Presidentes subestimaram pandemia

"No ano passado 37 mil americanos morreram de gripe comum. Nada foi fechado, a vida e a economia seguiram. Pense sobre isso", disse Trump, em 9 de março, quando o país tinha 19 mortes. Mais de um mês depois, falou sobre cloroquina: "Vamos ver o que acontece. Tivemos muitos bons resultados e alguns talvez não tão bons. Eu não sei, eu só li sobre um. Então não sei. Vamos ver". Em 23 de abril, os EUA contavam 40.073 óbitos. No dia seguinte, fez piada sobre tratamentos. "Eu vi que um desinfetante dá um nocaute [no coronavírus] em um minuto. Um minuto! Talvez seja possível, talvez não seja. Eu não sou médico."

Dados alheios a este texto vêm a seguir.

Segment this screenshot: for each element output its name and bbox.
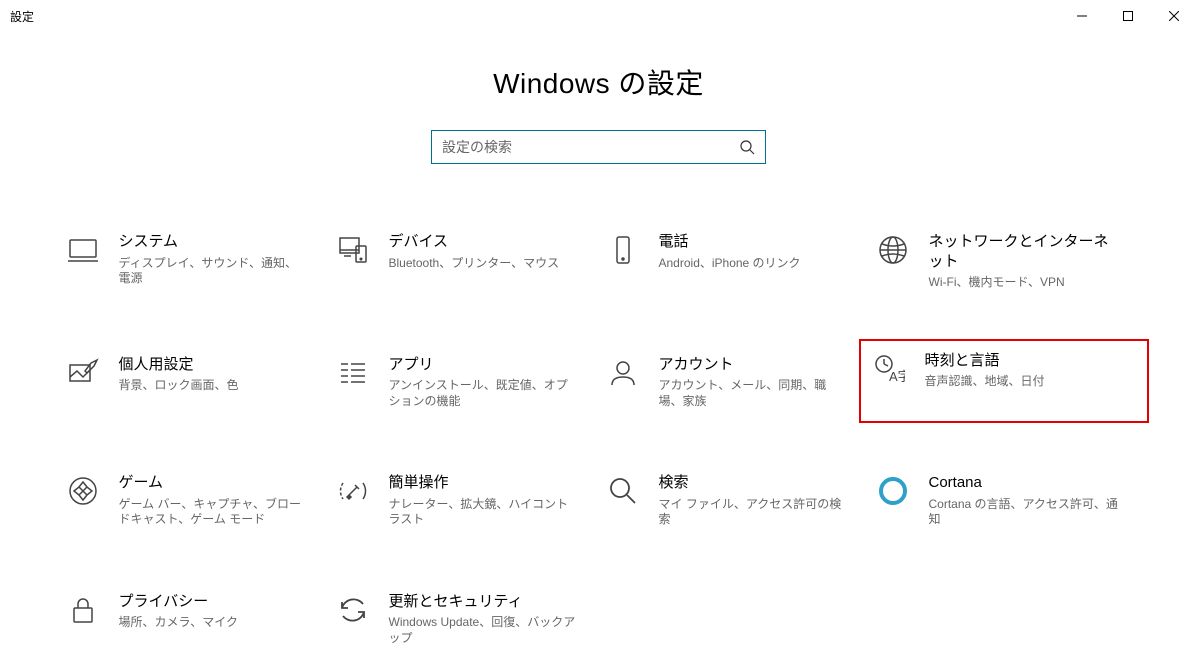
tile-system[interactable]: システムディスプレイ、サウンド、通知、電源 bbox=[59, 226, 329, 295]
search-cat-icon bbox=[603, 471, 643, 511]
gaming-icon bbox=[63, 471, 103, 511]
tile-ease-of-access[interactable]: 簡単操作ナレーター、拡大鏡、ハイコントラスト bbox=[329, 467, 599, 532]
tile-desc: Android、iPhone のリンク bbox=[659, 256, 801, 272]
tile-phone[interactable]: 電話 Android、iPhone のリンク bbox=[599, 226, 869, 295]
time-language-icon: A字 bbox=[869, 349, 909, 389]
tile-title: 個人用設定 bbox=[119, 355, 239, 375]
titlebar: 設定 bbox=[0, 0, 1197, 32]
tile-title: プライバシー bbox=[119, 592, 239, 612]
tile-title: 更新とセキュリティ bbox=[389, 592, 579, 612]
tile-title: ネットワークとインターネット bbox=[929, 232, 1119, 271]
tile-update-security[interactable]: 更新とセキュリティ Windows Update、回復、バックアップ bbox=[329, 586, 599, 651]
update-icon bbox=[333, 590, 373, 630]
tile-desc: Wi-Fi、機内モード、VPN bbox=[929, 275, 1119, 291]
tile-desc: ナレーター、拡大鏡、ハイコントラスト bbox=[389, 497, 579, 528]
page-title: Windows の設定 bbox=[0, 62, 1197, 102]
tile-desc: 背景、ロック画面、色 bbox=[119, 378, 239, 394]
maximize-button[interactable] bbox=[1105, 0, 1151, 32]
tile-desc: 場所、カメラ、マイク bbox=[119, 615, 239, 631]
tile-title: システム bbox=[119, 232, 309, 252]
search-input[interactable] bbox=[442, 139, 739, 155]
tile-privacy[interactable]: プライバシー場所、カメラ、マイク bbox=[59, 586, 329, 651]
network-icon bbox=[873, 230, 913, 270]
tile-title: ゲーム bbox=[119, 473, 309, 493]
tile-title: 簡単操作 bbox=[389, 473, 579, 493]
tile-devices[interactable]: デバイス Bluetooth、プリンター、マウス bbox=[329, 226, 599, 295]
personalization-icon bbox=[63, 353, 103, 393]
tile-title: 電話 bbox=[659, 232, 801, 252]
tile-title: アプリ bbox=[389, 355, 579, 375]
tile-personalization[interactable]: 個人用設定背景、ロック画面、色 bbox=[59, 349, 329, 414]
tile-title: Cortana bbox=[929, 473, 1119, 493]
settings-grid: システムディスプレイ、サウンド、通知、電源 デバイス Bluetooth、プリンタ… bbox=[59, 226, 1139, 651]
tile-desc: 音声認識、地域、日付 bbox=[925, 374, 1045, 390]
devices-icon bbox=[333, 230, 373, 270]
tile-desc: アカウント、メール、同期、職場、家族 bbox=[659, 378, 849, 409]
tile-desc: マイ ファイル、アクセス許可の検索 bbox=[659, 497, 849, 528]
tile-desc: アンインストール、既定値、オプションの機能 bbox=[389, 378, 579, 409]
window-title: 設定 bbox=[10, 8, 34, 25]
tile-title: アカウント bbox=[659, 355, 849, 375]
svg-text:A字: A字 bbox=[889, 369, 905, 384]
accounts-icon bbox=[603, 353, 643, 393]
ease-of-access-icon bbox=[333, 471, 373, 511]
tile-time-language[interactable]: A字 時刻と言語音声認識、地域、日付 bbox=[865, 345, 1143, 418]
search-box[interactable] bbox=[431, 130, 766, 164]
tile-desc: ゲーム バー、キャプチャ、ブロードキャスト、ゲーム モード bbox=[119, 497, 309, 528]
tile-desc: Windows Update、回復、バックアップ bbox=[389, 615, 579, 646]
tile-network[interactable]: ネットワークとインターネット Wi-Fi、機内モード、VPN bbox=[869, 226, 1139, 295]
window-controls bbox=[1059, 0, 1197, 32]
tile-desc: Cortana の言語、アクセス許可、通知 bbox=[929, 497, 1119, 528]
privacy-icon bbox=[63, 590, 103, 630]
cortana-icon bbox=[873, 471, 913, 511]
tile-desc: ディスプレイ、サウンド、通知、電源 bbox=[119, 256, 309, 287]
tile-title: デバイス bbox=[389, 232, 560, 252]
tile-title: 時刻と言語 bbox=[925, 351, 1045, 371]
apps-icon bbox=[333, 353, 373, 393]
search-icon bbox=[739, 139, 755, 155]
search-wrap bbox=[0, 130, 1197, 164]
tile-apps[interactable]: アプリアンインストール、既定値、オプションの機能 bbox=[329, 349, 599, 414]
close-button[interactable] bbox=[1151, 0, 1197, 32]
tile-cortana[interactable]: Cortana Cortana の言語、アクセス許可、通知 bbox=[869, 467, 1139, 532]
tile-accounts[interactable]: アカウントアカウント、メール、同期、職場、家族 bbox=[599, 349, 869, 414]
phone-icon bbox=[603, 230, 643, 270]
tile-search[interactable]: 検索マイ ファイル、アクセス許可の検索 bbox=[599, 467, 869, 532]
tile-desc: Bluetooth、プリンター、マウス bbox=[389, 256, 560, 272]
minimize-button[interactable] bbox=[1059, 0, 1105, 32]
system-icon bbox=[63, 230, 103, 270]
tile-gaming[interactable]: ゲームゲーム バー、キャプチャ、ブロードキャスト、ゲーム モード bbox=[59, 467, 329, 532]
tile-title: 検索 bbox=[659, 473, 849, 493]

"Pelo meu histórico de atleta, caso fosse contaminado pelo vírus, não precisaria me preocupar. Nada sentiria. Ou seria, quando muito, acometido de uma gripezinha ou resfriadinho?, disse Jair Bolsonaro em 24 de março, quando o Brasil contava 46 mortes. Sobre a politização da cloroquina, afirmou: "Quem é de direita toma cloroquina. Quem é de esquerda toma tubaína", em 19 de maio, quando tínhamos 17.971 óbitos. Sobre a comparação com os EUA, afirmou em 26 de março (77 mortes): "Não vamos chegar a esse ponto [tantos casos quanto nos Estados Unidos], até porque o brasileiro tem que ser estudado. O cara não pega nada. Eu vi um cara ali pulando no esgoto, sai, mergulha e não acontece nada com ele".